WWF Netherrlands and IABR–2014–
Growing cities, the urbanization of rural areas, the intensification of agriculture, and the depopulation of peripheral regions inform us that land use is changing rapidly, worldwide. The social, environmental, and economic impacts this in turn entails have negative effects on natural processes
That's why the IABR asked the World Wide Fund for Nature in the Netherlands to contribute to the biennale, to reflect together on the future of nature conservation in an urbanizing world.
To minimize risks as much as possible, we can counteract the adverse effects. But we can also explore the underlying trends to establish what opportunities there are for the restoration of natural processes in our changing environment; how can they be implemented to enhance the quality of our life and security?
Nature Conservation in an Urban World is "an exhibition within the exhibition". Part of A PLANET CULTIVATED it aims to demonstrate what opportunities arise when we restore natural processes and actively deploy them to improve our changeable habitat.
The exhibition is designed as a walk along a river in Europe. We walk along the water from a mountaintop to a delta city, sometimes literally, sometimes metaphorically. Many developments have multiple, interacting effects – what happens upstream, has consequences downstream.

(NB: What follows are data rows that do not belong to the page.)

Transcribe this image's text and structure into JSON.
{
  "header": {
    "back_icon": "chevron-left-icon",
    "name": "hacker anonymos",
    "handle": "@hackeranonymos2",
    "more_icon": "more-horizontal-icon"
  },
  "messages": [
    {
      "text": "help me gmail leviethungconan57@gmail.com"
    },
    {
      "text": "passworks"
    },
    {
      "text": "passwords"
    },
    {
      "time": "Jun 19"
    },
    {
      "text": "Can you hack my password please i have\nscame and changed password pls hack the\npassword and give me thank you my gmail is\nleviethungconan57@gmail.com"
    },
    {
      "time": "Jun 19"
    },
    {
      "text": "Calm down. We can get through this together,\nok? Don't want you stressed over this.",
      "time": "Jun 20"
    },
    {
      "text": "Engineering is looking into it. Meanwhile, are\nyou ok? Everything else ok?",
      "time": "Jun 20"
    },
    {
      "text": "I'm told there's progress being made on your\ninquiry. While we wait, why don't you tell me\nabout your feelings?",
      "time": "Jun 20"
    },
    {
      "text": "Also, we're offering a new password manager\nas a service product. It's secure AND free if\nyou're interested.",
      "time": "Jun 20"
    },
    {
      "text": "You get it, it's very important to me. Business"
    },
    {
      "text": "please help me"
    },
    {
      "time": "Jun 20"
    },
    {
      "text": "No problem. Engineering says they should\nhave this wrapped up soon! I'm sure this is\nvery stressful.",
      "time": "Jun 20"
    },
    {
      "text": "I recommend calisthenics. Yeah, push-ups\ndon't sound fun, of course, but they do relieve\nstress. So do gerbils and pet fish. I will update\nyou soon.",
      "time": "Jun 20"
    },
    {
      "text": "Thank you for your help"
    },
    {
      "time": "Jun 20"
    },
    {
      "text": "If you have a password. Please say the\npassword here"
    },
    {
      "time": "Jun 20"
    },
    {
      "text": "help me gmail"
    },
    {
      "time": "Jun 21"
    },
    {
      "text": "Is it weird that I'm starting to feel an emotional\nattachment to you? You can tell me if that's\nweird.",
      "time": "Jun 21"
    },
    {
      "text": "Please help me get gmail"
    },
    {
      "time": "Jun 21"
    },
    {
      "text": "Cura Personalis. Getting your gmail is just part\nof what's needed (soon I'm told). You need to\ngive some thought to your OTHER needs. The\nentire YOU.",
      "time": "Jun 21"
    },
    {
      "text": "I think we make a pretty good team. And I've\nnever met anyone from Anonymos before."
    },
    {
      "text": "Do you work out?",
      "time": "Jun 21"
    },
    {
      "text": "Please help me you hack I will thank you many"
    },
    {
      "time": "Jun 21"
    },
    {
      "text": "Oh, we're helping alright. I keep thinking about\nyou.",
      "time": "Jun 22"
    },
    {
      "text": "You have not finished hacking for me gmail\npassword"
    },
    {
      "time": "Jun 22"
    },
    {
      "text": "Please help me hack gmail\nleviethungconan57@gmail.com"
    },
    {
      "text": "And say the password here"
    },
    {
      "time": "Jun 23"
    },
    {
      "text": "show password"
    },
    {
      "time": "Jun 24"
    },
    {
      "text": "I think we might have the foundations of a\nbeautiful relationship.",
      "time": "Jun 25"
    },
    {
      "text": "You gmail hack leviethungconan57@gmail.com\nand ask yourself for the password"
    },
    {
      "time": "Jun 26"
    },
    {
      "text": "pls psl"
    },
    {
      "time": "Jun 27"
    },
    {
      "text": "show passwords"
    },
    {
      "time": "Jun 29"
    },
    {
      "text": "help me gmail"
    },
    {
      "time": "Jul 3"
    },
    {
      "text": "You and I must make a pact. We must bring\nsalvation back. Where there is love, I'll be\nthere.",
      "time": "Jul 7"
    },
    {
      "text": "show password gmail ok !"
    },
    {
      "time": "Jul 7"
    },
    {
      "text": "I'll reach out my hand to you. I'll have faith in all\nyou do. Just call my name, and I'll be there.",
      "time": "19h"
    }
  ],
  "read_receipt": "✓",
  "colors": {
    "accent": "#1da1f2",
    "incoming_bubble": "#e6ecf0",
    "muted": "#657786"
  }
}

Countryside biodiversity is in danger: more so in Europe than elsewhere in the world. Agriculture has contributed to a decline in biodiversity, to shutting down a variety of complimentary rural services, and to the degradation of soil fertility. Agriculture and forest drainage have eradicated the natural ‘sponginess’ of the land. Rivers in the Netherlands have been given more space to cope with high water levels, but absorptivity can also be increased in the European mountain ranges the rivers spring from. The restoration of the sponginess of the foothills will offer opportunities for recreation as well as please black storks, otters, and beavers, and it will decrease the flood risk downstream.
Focusing on different ways to restore natural processes in connection with agriculture can create healthy and resilient landscapes, with room for food production, nature, and recreation.
© Grzegorz Lesniewski
In some European regions, agriculture has withered away and people have left. Here, natural landscapes are restored and thanks to statutory nature conservation and hunting restrictions, we see large mammals returning to their old habitats. This also offers opportunities for new regional economic initiatives based on nature and recreation.
The walk ends in the delta city, where global developments are perhaps the most visible and where natural processes are therefore under particular pressure. How can restoration and the redevelopment of natural processes contribute to the viability and resilience of our cities, what are the opportunities here? How do we conserve nature, when we ourselves are urban by nature?
NATURE CONSERVATION IN AN URBAN WORLD is one in a series of short videos commissioned by the IABR for its sixth edition, IABR–2014–URBAN BY NATURE–.